There is nothing particularly new about any of this. East Germany has borrowed a total of 10 billion dollars from Western banks and governments in recent years. A similar loan last year created no problems with Moscow, even though a key role in the negotiations was played by the right wing Bavarian politician, Franz Joseph Strauss. Inter-German trade has been a vital ingredient for the East German economy for decades and now totals more than £2 billion every year.

Yet articles have appeared in the Russian press which are clearly critical of the latest loan and which imply that the East German leader Hoenecker should cancel this month’s visit to West Germany.

And the East German government has deliberately seemed to snub the Kremlin. It has broken with tradition by failing to reprint the Russian articles in its own press, instead publishing articles from Hungary and elsewhere which praise East/West economic ties.
 

Russia’s economic dominance

Articles appearing or not appearing in the official press may not, on the face of it, seem a big issue but on occasions in the past such shadow boxing has been the prelude to major bust-ups in the Eastern bloc (for instance, the Sino-Soviet split in the early 1960s and the Czechoslovak crisis of 1968). So inevitably there is speculation about a major rift between Russia and its most faithful client state.

However, speculation apart, there are important points to be made about the squabble.

Russia’s rulers have been following a policy in the last few years of getting the Eastern bloc to cut back on its ties with the rest of the world economy. Instead, the stress is on trying to avoid the effects of the world crisis by integrating the economies of the Eastern states with each other.
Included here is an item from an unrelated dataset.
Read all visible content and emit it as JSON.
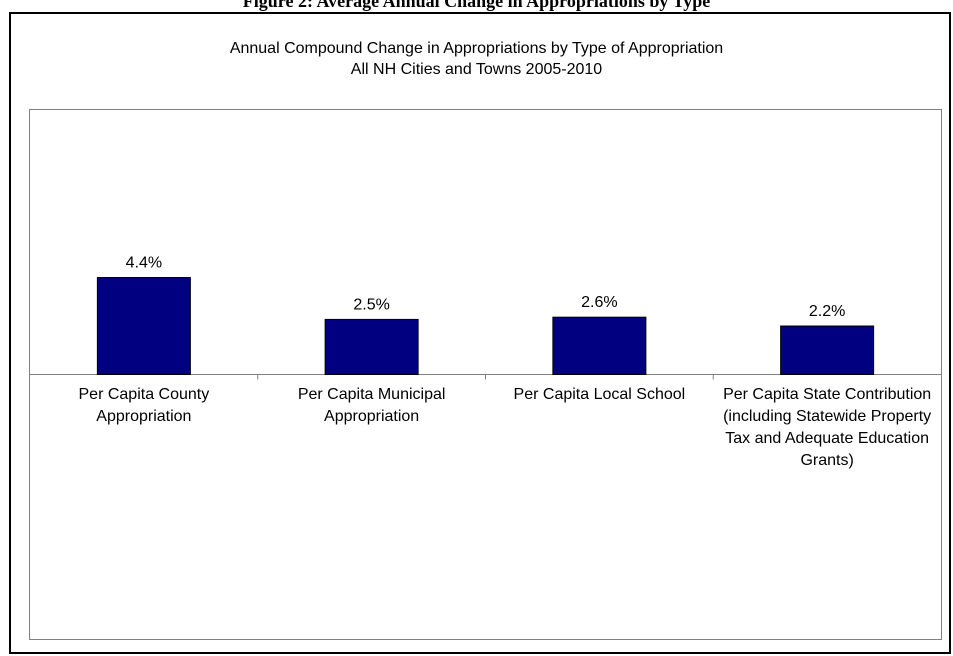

This policy appeals to Russia’s rulers because the overwhelming weight of their own economy compared to the others means that they are bound to dominate such an arrangement. At the same time, they believe they have sufficient resources inside Russia to be able to keep the economy expanding into the 1990s despite losing the advantages in terms of access to new techniques and economies of scale which integration with the rest of the world would give.

This does not mean they do not want deals with individual Western states or companies (like the gas pipeline into Western Europe). But they want those deals to be under their own centralised control, believing this will enable them to enforce terms favourable to themselves. So they have wanted increased economic links between West and East Germany to be dependent on the West Germans making concessions to themselves over the question of missile deployment.

The policy harks back to that pursued by all the great capitalist powers in the 1930s of responding to world slump by building up militarised, economically self-contained blocs. The Russians think their size enables them to get away with a modern version of this policy (just as Reagan thinks the US’s size enables it to get away with a Keynes-style armaments-led boom).

But this approach cannot appeal to the smaller fry in the Russian bloc. They believe that their economies will stagnate and even decline unless they can get access to the most modern technology. East German’s links with West Germany have been an important ingredient in the formula that has made it the most economically successful of the Eastern bloc states in recent years. Its rulers cannot be happy about having to abandon that formula under Russian pressure. And the rulers of other countries like Hungary, Bulgaria, and Poland feel very much the same.

The present disagreements between Russia and East Germany are important not because a major rift between the two countries is likely but because they point to a source of division between Russia and the other East European states which we can expect to come to the fore again and again in the next few years.

They are an expression of a world capitalist crises that individual states cannot simply turn their backs on.